Extension of One-Dimensional Proximity Regions to Higher Dimensions

TL;DR

This paper extends the concept of spherical proximity maps from one-dimensional intervals to higher-dimensional regions using Delaunay triangulation, introducing new proximity maps and analyzing their properties for uniform data.

Contribution

It introduces new higher-dimensional proximity maps based on spherical regions and Delaunay triangulation, expanding the applicability of proximity catch digraphs beyond one dimension.

Findings

Properties of spherical proximity maps on the real line are characterized.

New proximity maps in higher dimensions are defined and illustrated.

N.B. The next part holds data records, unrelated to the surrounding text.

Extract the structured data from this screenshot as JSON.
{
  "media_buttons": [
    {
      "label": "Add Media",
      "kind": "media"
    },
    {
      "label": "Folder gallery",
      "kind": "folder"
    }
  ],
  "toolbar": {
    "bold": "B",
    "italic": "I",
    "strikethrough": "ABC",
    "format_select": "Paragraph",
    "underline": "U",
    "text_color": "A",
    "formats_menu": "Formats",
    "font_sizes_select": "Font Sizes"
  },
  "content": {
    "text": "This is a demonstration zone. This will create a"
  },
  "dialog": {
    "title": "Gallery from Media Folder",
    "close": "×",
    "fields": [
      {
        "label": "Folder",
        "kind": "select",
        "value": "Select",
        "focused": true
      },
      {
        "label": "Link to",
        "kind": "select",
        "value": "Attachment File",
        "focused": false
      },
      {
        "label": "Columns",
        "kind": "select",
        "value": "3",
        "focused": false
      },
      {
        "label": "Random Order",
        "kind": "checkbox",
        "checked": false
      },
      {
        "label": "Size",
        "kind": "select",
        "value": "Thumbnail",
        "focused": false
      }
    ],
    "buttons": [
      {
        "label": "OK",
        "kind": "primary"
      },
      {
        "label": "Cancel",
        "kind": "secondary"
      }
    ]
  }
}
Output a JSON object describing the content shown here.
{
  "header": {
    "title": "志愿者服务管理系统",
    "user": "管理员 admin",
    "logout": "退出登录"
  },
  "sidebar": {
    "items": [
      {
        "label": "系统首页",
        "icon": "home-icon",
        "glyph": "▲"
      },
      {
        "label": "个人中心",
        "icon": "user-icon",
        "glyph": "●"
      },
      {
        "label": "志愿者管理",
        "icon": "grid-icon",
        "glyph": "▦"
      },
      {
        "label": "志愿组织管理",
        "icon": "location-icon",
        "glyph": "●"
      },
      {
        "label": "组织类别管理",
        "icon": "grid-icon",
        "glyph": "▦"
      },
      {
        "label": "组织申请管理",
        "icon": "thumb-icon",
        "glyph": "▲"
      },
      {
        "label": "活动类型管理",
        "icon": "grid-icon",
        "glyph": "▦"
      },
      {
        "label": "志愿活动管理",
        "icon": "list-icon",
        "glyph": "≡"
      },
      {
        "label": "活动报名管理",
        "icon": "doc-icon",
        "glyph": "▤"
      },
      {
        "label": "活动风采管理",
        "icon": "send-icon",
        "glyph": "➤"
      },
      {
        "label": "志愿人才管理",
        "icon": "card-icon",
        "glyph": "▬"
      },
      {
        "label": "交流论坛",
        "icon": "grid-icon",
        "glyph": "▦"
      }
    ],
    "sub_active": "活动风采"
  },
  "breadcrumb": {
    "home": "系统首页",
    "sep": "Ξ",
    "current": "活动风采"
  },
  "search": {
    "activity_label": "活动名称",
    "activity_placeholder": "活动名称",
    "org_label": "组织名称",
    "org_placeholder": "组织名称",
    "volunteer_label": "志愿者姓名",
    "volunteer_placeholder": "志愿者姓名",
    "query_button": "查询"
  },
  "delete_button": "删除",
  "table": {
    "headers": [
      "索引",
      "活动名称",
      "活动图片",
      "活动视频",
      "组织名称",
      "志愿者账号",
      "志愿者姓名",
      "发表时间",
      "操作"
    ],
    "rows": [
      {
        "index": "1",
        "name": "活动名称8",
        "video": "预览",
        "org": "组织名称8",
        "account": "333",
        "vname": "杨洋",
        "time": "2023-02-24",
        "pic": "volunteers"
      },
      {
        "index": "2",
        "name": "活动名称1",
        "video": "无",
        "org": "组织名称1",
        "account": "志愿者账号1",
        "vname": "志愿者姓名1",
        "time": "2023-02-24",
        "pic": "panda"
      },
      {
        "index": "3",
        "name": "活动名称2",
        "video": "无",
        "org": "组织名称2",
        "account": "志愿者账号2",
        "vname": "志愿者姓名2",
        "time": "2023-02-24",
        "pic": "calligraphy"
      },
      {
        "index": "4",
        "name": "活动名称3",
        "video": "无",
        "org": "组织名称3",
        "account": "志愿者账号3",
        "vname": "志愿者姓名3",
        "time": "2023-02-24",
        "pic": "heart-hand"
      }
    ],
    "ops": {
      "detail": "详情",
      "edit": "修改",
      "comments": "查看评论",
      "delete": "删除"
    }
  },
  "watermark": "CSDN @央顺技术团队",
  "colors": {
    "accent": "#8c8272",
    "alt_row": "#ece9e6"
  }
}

Geometry invariance of PCDs for uniform data is established.

Abstract

Proximity maps and regions are defined based on the relative allocation of points from two or more classes in an area of interest and are used to construct random graphs called proximity catch digraphs (PCDs) which have applications in various fields. The simplest of such maps is the spherical proximity map which maps a point from the class of interest to a disk centered at the same point with radius being the distance to the closest point from the other class in the region. The spherical proximity map gave rise to class cover catch digraph (CCCD) which was applied to pattern classification. Furthermore for uniform data on the real line, the exact and asymptotic distribution of the domination number of CCCDs were analytically available. In this article, we determine some appealing properties of the spherical proximity map in compact intervals on the real line and use these properties as a guideline for defining new proximity maps in higher dimensions. Delaunay triangulation is used to partition the region of interest in higher dimensions. Furthermore, we introduce the auxiliary tools used for the construction of the new proximity maps, as well as some related concepts that will be used in the investigation and comparison of them and the resulting graphs. We characterize the geometry invariance of PCDs for uniform data. We also provide some newly defined proximity maps in higher dimensions as illustrative examples.